The National Reverse Mortgage Lenders Association/RiskSpan Reverse Mortgage Market Index fell by 0.3% between the third and fourth quarters of 2010 as senior's home equity levels fell by $11 billion during the period.
The index is now at 157.7, which is down 18% from its peak set in the fourth quarter 2006. At that time, seniors held over $4 trillion in home equity. As of Dec. 31, 2010, that was down to $3.3 trillion.
However, the impact of falling home prices on the total amount of home equity held by the senior population has been partially offset by the growth of the number of older Americans and their lower levels of mortgage debt owed relative to the rest of the U.S. population.
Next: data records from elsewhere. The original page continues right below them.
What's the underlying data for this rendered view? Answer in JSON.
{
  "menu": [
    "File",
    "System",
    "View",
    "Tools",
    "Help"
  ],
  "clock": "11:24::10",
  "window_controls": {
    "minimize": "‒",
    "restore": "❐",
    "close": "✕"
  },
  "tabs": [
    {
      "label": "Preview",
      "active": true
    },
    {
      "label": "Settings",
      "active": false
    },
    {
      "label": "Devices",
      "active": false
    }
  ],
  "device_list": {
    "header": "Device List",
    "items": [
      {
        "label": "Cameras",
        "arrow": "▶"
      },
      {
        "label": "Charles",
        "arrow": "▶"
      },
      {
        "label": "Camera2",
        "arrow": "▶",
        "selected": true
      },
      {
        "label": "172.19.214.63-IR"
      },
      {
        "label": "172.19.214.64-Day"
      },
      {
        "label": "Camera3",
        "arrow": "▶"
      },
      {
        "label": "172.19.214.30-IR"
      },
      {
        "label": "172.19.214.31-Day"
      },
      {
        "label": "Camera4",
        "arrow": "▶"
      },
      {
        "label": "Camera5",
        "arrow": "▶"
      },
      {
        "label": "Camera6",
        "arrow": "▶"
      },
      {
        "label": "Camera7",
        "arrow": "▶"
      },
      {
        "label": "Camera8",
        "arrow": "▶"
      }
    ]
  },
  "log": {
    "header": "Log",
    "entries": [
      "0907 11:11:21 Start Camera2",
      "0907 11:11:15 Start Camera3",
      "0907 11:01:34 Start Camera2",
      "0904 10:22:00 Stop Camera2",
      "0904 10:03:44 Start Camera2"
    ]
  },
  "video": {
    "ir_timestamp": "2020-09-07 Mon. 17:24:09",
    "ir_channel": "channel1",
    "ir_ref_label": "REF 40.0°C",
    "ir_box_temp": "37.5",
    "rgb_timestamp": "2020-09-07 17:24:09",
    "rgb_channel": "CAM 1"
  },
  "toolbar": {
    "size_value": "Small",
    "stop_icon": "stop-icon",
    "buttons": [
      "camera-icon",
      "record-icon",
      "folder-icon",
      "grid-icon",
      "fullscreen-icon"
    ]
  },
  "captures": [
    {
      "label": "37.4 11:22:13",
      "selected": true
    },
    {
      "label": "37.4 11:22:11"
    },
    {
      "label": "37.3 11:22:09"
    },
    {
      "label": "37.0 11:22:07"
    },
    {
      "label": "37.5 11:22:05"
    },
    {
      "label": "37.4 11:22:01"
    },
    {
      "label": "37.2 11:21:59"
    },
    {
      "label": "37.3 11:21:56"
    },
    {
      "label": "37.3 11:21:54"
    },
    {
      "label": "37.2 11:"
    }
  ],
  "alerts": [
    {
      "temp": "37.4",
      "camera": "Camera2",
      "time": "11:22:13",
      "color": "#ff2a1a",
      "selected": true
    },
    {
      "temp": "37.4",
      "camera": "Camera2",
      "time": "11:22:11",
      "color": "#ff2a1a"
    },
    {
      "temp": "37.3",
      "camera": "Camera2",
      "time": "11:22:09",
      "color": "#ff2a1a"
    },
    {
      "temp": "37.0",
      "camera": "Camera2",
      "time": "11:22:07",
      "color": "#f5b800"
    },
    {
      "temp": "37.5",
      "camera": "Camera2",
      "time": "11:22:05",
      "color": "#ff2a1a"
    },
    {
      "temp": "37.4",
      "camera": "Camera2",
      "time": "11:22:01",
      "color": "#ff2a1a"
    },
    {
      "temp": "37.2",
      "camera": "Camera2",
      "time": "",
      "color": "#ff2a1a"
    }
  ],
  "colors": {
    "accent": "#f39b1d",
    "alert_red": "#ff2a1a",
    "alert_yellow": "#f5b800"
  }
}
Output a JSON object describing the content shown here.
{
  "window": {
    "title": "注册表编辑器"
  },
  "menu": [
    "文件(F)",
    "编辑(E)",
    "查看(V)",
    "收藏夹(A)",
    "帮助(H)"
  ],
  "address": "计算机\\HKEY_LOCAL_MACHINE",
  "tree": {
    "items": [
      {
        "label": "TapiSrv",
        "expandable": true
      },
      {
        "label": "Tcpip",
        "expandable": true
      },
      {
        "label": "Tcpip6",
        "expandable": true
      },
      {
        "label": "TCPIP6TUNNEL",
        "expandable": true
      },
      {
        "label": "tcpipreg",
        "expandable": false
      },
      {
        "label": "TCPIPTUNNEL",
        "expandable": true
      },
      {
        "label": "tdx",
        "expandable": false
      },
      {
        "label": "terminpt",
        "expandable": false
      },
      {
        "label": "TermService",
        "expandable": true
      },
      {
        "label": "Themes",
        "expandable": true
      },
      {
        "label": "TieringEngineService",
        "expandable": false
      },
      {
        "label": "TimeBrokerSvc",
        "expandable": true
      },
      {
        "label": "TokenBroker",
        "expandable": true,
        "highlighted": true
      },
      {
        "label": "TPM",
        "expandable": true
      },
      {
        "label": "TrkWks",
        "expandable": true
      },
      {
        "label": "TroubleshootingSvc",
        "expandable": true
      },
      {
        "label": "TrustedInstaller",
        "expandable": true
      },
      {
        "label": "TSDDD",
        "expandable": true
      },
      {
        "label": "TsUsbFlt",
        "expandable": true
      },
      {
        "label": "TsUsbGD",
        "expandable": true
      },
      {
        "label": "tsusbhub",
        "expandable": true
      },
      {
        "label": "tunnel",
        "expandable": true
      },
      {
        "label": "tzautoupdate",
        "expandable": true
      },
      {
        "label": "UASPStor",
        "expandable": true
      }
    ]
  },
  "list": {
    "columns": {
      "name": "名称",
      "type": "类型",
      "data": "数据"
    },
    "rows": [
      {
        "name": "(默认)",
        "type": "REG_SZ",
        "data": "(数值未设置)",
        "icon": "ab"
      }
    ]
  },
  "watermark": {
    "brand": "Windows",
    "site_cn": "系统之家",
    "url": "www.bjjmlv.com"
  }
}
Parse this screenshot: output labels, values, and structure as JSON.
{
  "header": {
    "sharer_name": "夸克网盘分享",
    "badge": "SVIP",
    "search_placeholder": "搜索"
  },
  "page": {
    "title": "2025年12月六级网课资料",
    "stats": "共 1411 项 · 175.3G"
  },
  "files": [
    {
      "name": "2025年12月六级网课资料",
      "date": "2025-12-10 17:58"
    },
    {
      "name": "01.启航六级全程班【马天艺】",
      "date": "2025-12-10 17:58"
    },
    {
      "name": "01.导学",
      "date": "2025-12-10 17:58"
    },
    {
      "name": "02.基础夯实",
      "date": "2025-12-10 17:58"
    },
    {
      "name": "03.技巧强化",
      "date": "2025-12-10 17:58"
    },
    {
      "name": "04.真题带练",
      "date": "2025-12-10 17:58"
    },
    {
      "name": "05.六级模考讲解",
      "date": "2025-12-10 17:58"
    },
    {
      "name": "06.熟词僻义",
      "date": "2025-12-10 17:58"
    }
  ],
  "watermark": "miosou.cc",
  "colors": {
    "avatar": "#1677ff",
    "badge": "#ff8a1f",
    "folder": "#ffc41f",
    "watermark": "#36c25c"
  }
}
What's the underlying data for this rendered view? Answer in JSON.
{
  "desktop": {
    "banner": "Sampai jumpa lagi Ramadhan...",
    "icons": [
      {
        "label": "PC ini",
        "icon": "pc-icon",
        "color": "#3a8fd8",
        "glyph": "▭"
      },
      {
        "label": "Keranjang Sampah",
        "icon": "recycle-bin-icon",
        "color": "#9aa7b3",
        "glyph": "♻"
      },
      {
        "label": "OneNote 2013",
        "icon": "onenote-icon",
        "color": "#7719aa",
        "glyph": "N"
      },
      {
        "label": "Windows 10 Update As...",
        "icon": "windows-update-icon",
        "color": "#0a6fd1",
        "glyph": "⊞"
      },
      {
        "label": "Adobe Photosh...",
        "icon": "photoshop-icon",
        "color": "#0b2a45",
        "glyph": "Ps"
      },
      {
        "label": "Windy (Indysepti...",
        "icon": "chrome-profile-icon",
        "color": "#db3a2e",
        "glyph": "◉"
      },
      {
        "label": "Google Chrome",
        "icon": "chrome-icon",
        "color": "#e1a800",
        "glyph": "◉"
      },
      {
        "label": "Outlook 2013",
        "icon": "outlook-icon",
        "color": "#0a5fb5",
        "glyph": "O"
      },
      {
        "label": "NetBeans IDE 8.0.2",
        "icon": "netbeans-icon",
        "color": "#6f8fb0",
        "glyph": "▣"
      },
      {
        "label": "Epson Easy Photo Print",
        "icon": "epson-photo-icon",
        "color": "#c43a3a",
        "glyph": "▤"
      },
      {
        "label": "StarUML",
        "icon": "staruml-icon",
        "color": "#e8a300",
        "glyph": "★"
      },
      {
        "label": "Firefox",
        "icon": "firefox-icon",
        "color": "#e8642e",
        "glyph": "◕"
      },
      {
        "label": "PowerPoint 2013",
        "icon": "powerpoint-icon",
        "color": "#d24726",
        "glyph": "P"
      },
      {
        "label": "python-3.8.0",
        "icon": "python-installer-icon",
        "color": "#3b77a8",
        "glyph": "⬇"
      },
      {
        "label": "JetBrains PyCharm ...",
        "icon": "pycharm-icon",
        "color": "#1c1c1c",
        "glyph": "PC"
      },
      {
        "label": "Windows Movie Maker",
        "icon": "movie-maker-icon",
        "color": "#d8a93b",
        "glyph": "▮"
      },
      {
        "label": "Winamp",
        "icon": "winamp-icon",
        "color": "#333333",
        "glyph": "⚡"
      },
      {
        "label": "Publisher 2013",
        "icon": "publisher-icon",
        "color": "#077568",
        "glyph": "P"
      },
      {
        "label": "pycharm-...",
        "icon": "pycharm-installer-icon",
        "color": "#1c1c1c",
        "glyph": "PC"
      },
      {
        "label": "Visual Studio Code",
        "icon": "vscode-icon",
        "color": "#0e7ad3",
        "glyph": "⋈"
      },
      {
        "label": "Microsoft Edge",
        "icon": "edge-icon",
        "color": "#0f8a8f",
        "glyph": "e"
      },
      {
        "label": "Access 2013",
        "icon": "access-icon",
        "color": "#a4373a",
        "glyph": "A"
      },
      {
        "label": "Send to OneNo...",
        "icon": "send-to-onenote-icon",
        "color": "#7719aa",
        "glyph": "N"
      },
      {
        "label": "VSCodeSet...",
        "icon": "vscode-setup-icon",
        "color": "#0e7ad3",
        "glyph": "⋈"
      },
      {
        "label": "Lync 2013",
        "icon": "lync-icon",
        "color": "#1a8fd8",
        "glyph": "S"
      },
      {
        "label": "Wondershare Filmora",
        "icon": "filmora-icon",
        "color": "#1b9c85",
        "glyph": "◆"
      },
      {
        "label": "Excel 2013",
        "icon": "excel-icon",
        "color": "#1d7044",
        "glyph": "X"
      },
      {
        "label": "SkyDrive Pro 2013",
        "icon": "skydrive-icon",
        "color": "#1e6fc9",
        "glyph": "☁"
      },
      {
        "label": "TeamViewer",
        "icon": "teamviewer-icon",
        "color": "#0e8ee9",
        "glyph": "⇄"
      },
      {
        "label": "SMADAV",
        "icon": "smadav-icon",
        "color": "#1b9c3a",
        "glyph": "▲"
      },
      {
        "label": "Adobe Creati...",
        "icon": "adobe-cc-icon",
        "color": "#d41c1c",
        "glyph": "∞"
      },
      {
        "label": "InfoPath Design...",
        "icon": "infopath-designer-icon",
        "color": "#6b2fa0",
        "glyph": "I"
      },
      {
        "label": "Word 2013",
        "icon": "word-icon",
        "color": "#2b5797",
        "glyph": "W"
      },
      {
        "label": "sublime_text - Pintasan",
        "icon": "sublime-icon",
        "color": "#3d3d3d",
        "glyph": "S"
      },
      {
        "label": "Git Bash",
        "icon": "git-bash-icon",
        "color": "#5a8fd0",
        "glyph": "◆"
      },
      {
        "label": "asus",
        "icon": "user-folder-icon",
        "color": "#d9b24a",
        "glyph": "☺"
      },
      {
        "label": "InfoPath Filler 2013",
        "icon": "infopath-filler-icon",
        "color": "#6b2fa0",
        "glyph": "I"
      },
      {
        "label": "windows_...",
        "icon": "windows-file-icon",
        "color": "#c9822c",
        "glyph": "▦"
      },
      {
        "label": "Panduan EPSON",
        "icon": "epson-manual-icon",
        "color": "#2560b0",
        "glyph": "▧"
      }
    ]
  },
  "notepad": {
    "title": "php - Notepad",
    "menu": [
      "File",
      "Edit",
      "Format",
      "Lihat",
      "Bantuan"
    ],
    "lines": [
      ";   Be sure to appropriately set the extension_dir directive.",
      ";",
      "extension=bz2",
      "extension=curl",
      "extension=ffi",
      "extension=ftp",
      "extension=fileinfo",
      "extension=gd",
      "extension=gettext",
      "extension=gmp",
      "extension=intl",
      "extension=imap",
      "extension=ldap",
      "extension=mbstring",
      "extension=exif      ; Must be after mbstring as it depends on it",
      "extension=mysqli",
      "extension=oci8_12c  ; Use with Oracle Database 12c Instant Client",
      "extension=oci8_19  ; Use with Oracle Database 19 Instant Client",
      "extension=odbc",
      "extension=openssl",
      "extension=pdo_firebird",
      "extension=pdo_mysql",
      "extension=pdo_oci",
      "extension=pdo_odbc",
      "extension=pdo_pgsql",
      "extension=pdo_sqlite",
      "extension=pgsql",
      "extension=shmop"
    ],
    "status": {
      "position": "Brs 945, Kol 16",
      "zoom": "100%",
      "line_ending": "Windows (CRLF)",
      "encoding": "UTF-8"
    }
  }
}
NRMLA points to the fact that senior home equity is only down 18% its peak, while for the total population of homeowners, equity has been reduced by 31%.
“This data shows us that the home equity is still an important component of total wealth for seniors. As such, this equity will be increasingly important to help seniors fund longevity as they outlive the generations before them,” said Peter Bell, NRMLA president.
RiskSpan's analysis of Federal Housing Finance Agency and Census Bureau data found the aggregate value of senior housing fell by $15 billion to $4.3 trillion; this was offset by a $4 billion reduction in senior debt owned, leading to a $11 billion reduction in the of senior home equity.